Domino’s Pizza of Britain (DOM.L) reported an increase of 16% in its pretax profits for the first quarter on Tuesday, due to the rise in costs and inflation in food prices, and announced that it will increase its marketing budget for the second quarter in an effort to attract more customers.
The shares of the midcap company which have fallen by more than 30% of their value in the first quarter of this year The shares were 1.9 percentage lower as of 0953 GMT and were below the overall index.
Exporters of Grain
The war that has erupted between Russia and Ukraine two of the largest exporters of grain, has pushed higher prices for wheat across the globe and raised concerns about the availability of flour.
Prices for energy have also increased which has knock-on effects for inflation throughout the economy.
The Chief Executive Dominic Paul said the company was more prepared than other companies to deal with the increase in costs due to its strong supply chain.
Despite the drop in profit, it raised its dividend by 3.2 pence , up from 3 pence last year . The company also launched the 20 million-pound ($24.43 million) buyback program for shares.
The British Domino’s Pizza Group is a franchisee of U.S.-listed Domino’s Pizza Inc and operates outlets within both the United Kingdom and Ireland.

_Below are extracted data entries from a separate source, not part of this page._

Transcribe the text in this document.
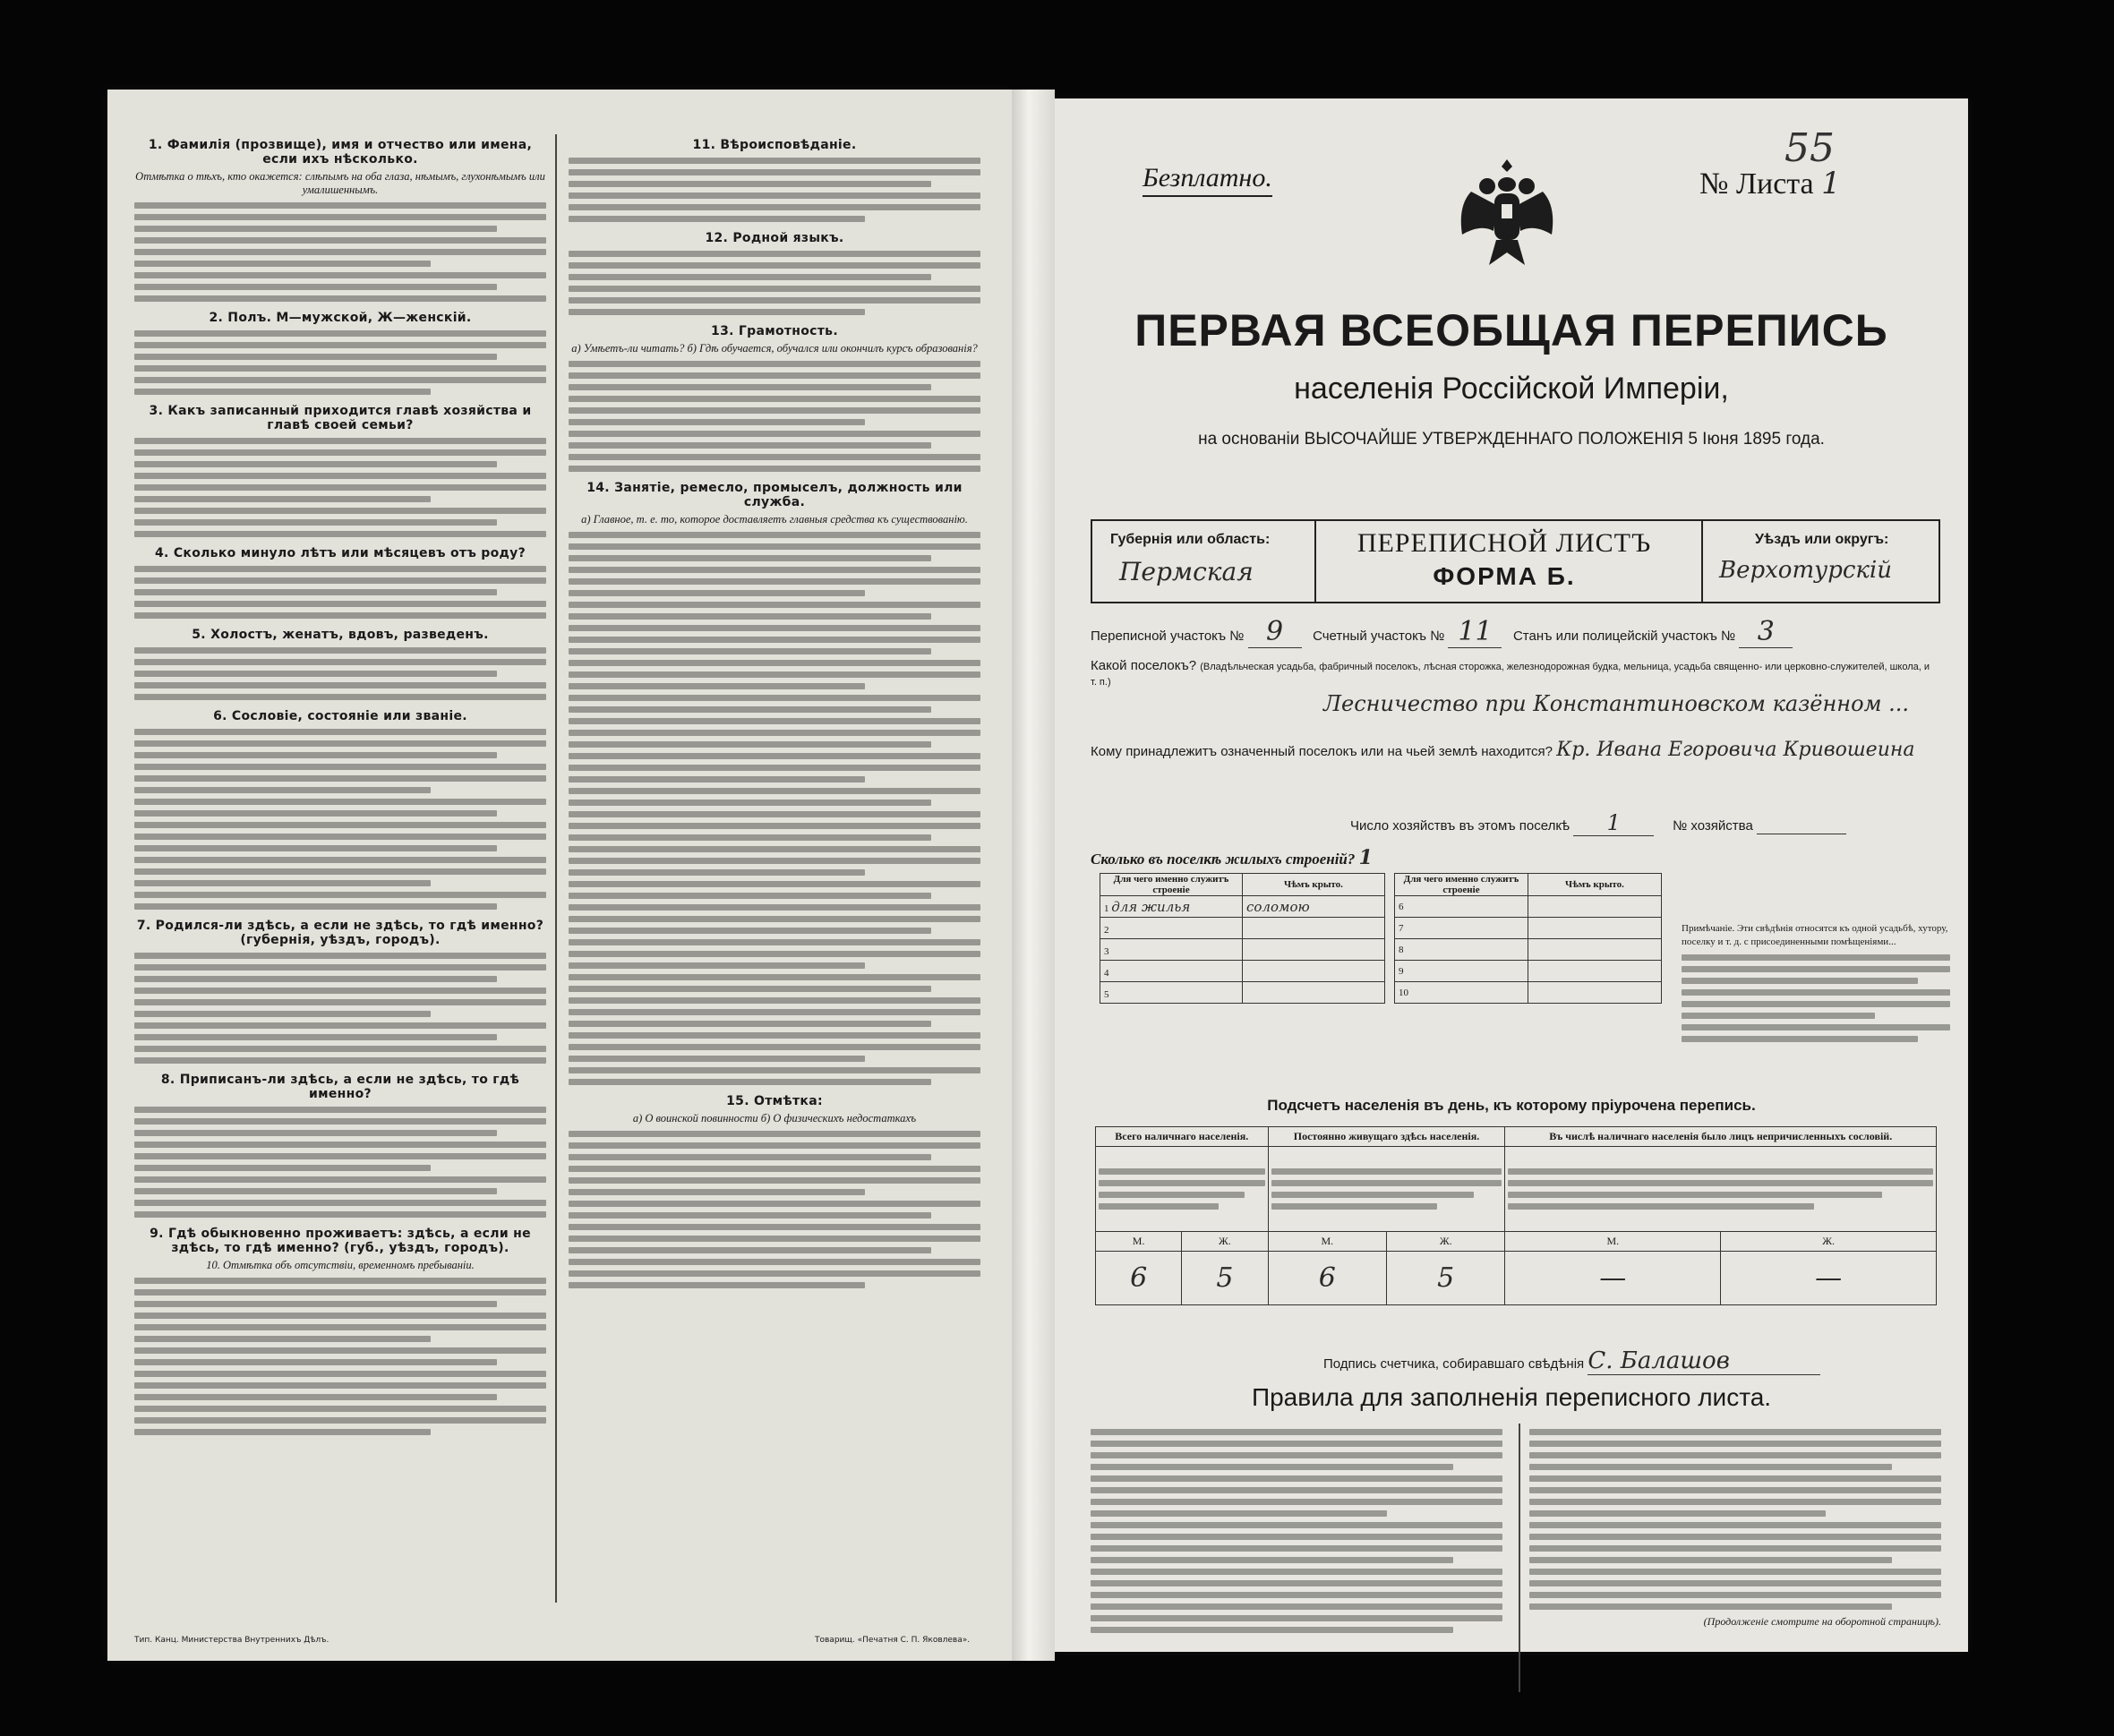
1. Фамилія (прозвище), имя и отчество или имена, если ихъ нѣсколько.
Отмѣтка о тѣхъ, кто окажется: слѣпымъ на оба глаза, нѣмымъ, глухонѣмымъ или умалишеннымъ.
2. Полъ. М—мужской, Ж—женскій.
3. Какъ записанный приходится главѣ хозяйства и главѣ своей семьи?
4. Сколько минуло лѣтъ или мѣсяцевъ отъ роду?
5. Холостъ, женатъ, вдовъ, разведенъ.
6. Сословіе, состояніе или званіе.
7. Родился-ли здѣсь, а если не здѣсь, то гдѣ именно? (губернія, уѣздъ, городъ).
8. Приписанъ-ли здѣсь, а если не здѣсь, то гдѣ именно?
9. Гдѣ обыкновенно проживаетъ: здѣсь, а если не здѣсь, то гдѣ именно? (губ., уѣздъ, городъ).
10. Отмѣтка объ отсутствіи, временномъ пребываніи.
11. Вѣроисповѣданіе.
12. Родной языкъ.
13. Грамотность.
а) Умѣетъ-ли читать? б) Гдѣ обучается, обучался или окончилъ курсъ образованія?
14. Занятіе, ремесло, промыселъ, должность или служба.
а) Главное, т. е. то, которое доставляетъ главныя средства къ существованію.
15. Отмѣтка:
а) О воинской повинности б) О физическихъ недостаткахъ
Тип. Канц. Министерства Внутреннихъ Дѣлъ.	Товарищ. «Печатня С. П. Яковлева».
Безплатно.	№ Листа 1
55
ПЕРВАЯ ВСЕОБЩАЯ ПЕРЕПИСЬ
населенія Россійской Имперіи,
на основаніи ВЫСОЧАЙШЕ УТВЕРЖДЕННАГО ПОЛОЖЕНІЯ 5 Іюня 1895 года.
Губернія или область:
Пермская
ПЕРЕПИСНОЙ ЛИСТЪ
ФОРМА Б.
Уѣздъ или округъ:
Верхотурскій
Переписной участокъ № 9 Счетный участокъ № 11 Станъ или полицейскій участокъ № 3
Какой поселокъ? (Владѣльческая усадьба, фабричный поселокъ, лѣсная сторожка, железнодорожная будка, мельница, усадьба священно- или церковно-служителей, школа, и т. п.)
Лесничество при Константиновском казённом ...
Кому принадлежитъ означенный поселокъ или на чьей землѣ находится? Кр. Ивана Егоровича Кривошеина
Число хозяйствъ въ этомъ поселкѣ 1	№ хозяйства
Сколько въ поселкѣ жилыхъ строеній? 1
Для чего именно служитъ строеніе	Чѣмъ крыто.
1 для жилья	соломою
2	
3	
4	
5	
Для чего именно служитъ строеніе	Чѣмъ крыто.
6	
7	
8	
9	
10	
Примѣчаніе. Эти свѣдѣнія относятся къ одной усадьбѣ, хутору, поселку и т. д. с присоединенными помѣщеніями...
Подсчетъ населенія въ день, къ которому пріурочена перепись.
Всего наличнаго населенія.		Постоянно живущаго здѣсь населенія.		Въ числѣ наличнаго населенія было лицъ непричисленныхъ сословій.	

М.	Ж.	М.	Ж.	М.	Ж.
6	5	6	5	—	—
Подпись счетчика, собиравшаго свѣдѣнія С. Балашов
Правила для заполненія переписного листа.
(Продолженіе смотрите на оборотной страницѣ).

The decline in the underlying income before taxes of 50.9 millions pounds during the initial six months mirrors the problems of Domino’s Pizza Inc (DPZ.N), that missed market estimates for its quarterly profits in the last week because of higher costs.
The company listed on the London Stock Exchange said its the profitability of its business would be weighed to the second half of the year as it transfers the cost to franchisees it own and helps it keep its outlook for the year.
Since pubs and restaurants have reopened following the lockdowns caused by pandemic and consumers have reduced their spending on food.
The British chain Domino’s has said that it has risen in market share and its partnership with delivery company Just Eat is being extended to almost 1/3 of its retail estate.
“We will increase our advertising budget in the second half of the game compared to the first and will be promoting our value proposition to our customers as we move into major events like the men’s soccer World Cup,” said Paul who will be leaving the team later in the year.